Nos villes, nos bureaux, nos lieux de vie sont pollués, pollués par le bruit. Le bruit est devenu si présent dans nos vies qu’on en oublie le bien être que peut procurer un environnement calme et silencieux. Nous le savons de façon empirique et intuitive, le bruit n’est bon ni pour notre santé mentale, ni pour notre efficacité.

50% des collaborateurs estiment que les nuisances sonores sur leur lieu de travail génèrent fatigue, lassitude et irritabilité.

Ifop, étude réalisée en octobre 2018

Au-delà de l’efficacité qu’apporte un environnement de travail silencieux, le silence est surtout un vecteur de bien-être et de régénération du corps et de l’esprit.

Tout comme un sportif sait qu’il faut savoir se reposer pour pouvoir gagner en performance, nous avons besoin de repos et de moments de calme quotidiens pour pouvoir régénérer nos capacités intellectuelles et psychologiques.

Le bruit comme perturbateur de la mémoire à court terme

Les psychologues Alan Baddeley (professeur à l’université de Cambridge) et Pierre Salamé ont déterminé dans une étude réalisée en 1987 que le bruit affecte nos capacités cognitives et la mémoire à court terme.

Les psychologues ont demandé à un groupe de mémoriser des chiffres présentés sur un écran. En ajoutant un bruit de fond peu intense avec des voix, le taux d’erreur pouvait augmenter de 30%. L’expérience a été répétée en ajoutant des voix dans une langue non compréhensible par les participants. Les résultats sont identiques.

Même si l’effet est moins important, les chercheurs ont également démontré que la musique perturbe la mémoire à court terme, même s’il s’agit d’une musique instrumentale. Dans ce cas l’effet négatif sur la mémoire est moins important.

Fait intéressant, la musique a un impact plus important sur les personnes introverties que sur les personnalités extraverties. Cette observation s’explique par le fait que les extravertis sont moins sensibles aux signaux externes.
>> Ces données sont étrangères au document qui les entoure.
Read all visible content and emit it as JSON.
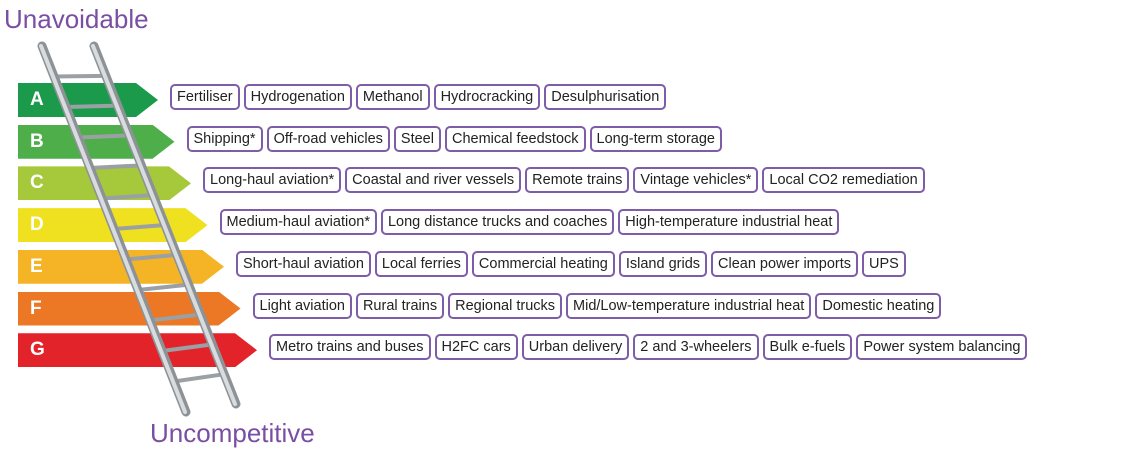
{
  "labels": {
    "top": "Unavoidable",
    "bottom": "Uncompetitive"
  },
  "rows": [
    {
      "grade": "A",
      "color": "#1b9a4b",
      "items": [
        "Fertiliser",
        "Hydrogenation",
        "Methanol",
        "Hydrocracking",
        "Desulphurisation"
      ]
    },
    {
      "grade": "B",
      "color": "#4eae4a",
      "items": [
        "Shipping*",
        "Off-road vehicles",
        "Steel",
        "Chemical feedstock",
        "Long-term storage"
      ]
    },
    {
      "grade": "C",
      "color": "#a6c83b",
      "items": [
        "Long-haul aviation*",
        "Coastal and river vessels",
        "Remote trains",
        "Vintage vehicles*",
        "Local CO2 remediation"
      ]
    },
    {
      "grade": "D",
      "color": "#efe11f",
      "items": [
        "Medium-haul aviation*",
        "Long distance trucks and coaches",
        "High-temperature industrial heat"
      ]
    },
    {
      "grade": "E",
      "color": "#f5b426",
      "items": [
        "Short-haul aviation",
        "Local ferries",
        "Commercial heating",
        "Island grids",
        "Clean power imports",
        "UPS"
      ]
    },
    {
      "grade": "F",
      "color": "#ec7826",
      "items": [
        "Light aviation",
        "Rural trains",
        "Regional trucks",
        "Mid/Low-temperature industrial heat",
        "Domestic heating"
      ]
    },
    {
      "grade": "G",
      "color": "#e3232a",
      "items": [
        "Metro trains and buses",
        "H2FC cars",
        "Urban delivery",
        "2 and 3-wheelers",
        "Bulk e-fuels",
        "Power system balancing"
      ]
    }
  ]
}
Une autre étude réalisée par le chercheur Jungën Hellbrück de l’université Eichstadt Ingolstadt en Allemagne conclue les mêmes effets du bruit sur la mémoire à court terme.  

Les chercheurs ont soumis à différents groupes des exercices de mémoire en recréant le bruit d’une conversation venant d’un autre bureau. Dans le premier cas le mur séparant les deux bureaux permettait de filtrer les fréquences sonores pour que la conversation soit audible mais incompréhensible.

Dans le deuxième cas, seul le volume sonore a été diminué, la conversation reste compréhensible. Les chercheurs ont démontré que la réduction des capacités ne dépend pas du volume des conversations. Un chuchotement et une conversation à un volume normal auront les mêmes impacts sur la mémoire à court terme.

Par contre les participants jugent la gêne perçue moins importante lorsque le volume sonore est plus bas.

Une autre étude réalisée en 2011 par Furnham et Dobbs a confirmé ces résultats.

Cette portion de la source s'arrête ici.